Hey you guys, get out to one of these events!!!!

August 11th, Seattle's Fremont neighborhood, annual New Belgium Brewery Tour de Fat gigantic bicycle festival, starts about noon, check out their web site for more details and pictures from last years parade,  live music, food, a really big beer garden, old bikes and lots of people!!!!  This is one crazy and fun event!!!

August 25th, Tacoma WA, annual Harold LeMay open house, all day long, over a 1,000 vintage cars, bicycle concours, motorcycles, and many antique items of interest.  A really really big deal, it's amazing just   to see this place, antique buses will take you to the different venues, lots of food, over 10,000 attendees, last year had close to 100 concours bicycles entered in a judged event!!! Call Ron Summer, 206-364-0922 for details, or check out the classic bicycle concours blog at:    http://classicbicycles.blogspot.com/    lots of pic's of last years event.

September 15th, Portland OR/Vancouver WA annual Iron Ranch Old Bicycle Swap Meet and Whizzer Ride, all day long, this venue is worth the trip all by itself, they had over 35 vendors for the swap meet last year, and about 20 Whizzers on the ride, I have a flyer for this event that I can email you if you want one.

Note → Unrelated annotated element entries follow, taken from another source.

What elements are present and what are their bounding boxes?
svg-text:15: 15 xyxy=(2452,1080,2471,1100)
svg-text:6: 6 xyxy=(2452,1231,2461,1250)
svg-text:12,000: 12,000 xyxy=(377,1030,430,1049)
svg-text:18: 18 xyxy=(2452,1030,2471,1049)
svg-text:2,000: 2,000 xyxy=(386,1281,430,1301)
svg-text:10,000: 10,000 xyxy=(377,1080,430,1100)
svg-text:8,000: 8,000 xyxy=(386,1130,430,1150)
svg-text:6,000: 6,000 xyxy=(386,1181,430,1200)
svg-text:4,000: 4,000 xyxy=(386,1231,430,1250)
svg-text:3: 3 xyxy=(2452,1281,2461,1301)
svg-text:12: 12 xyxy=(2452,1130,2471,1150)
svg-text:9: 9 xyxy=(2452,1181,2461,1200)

October 5th and 6th , Annual Fresno CA/Kingsburg Whizz In, Huge Whizzer Ride on Saturday, followed by a big BBQ, then a Old Bike Swap Meet on Sunday, worth the trip, guaranteed great weather, right on     a river with lots of camping available, great facilities!!!!, last years Whizzer ride set a record with over 85 Whizzers and other motorized two wheelers on the ride through the beautiful central CA farmland.  The swap on Sunday had about 20 vendors, show up and sell some of your junk.  I have a flyer with all the details I can email to anyone interested.


----------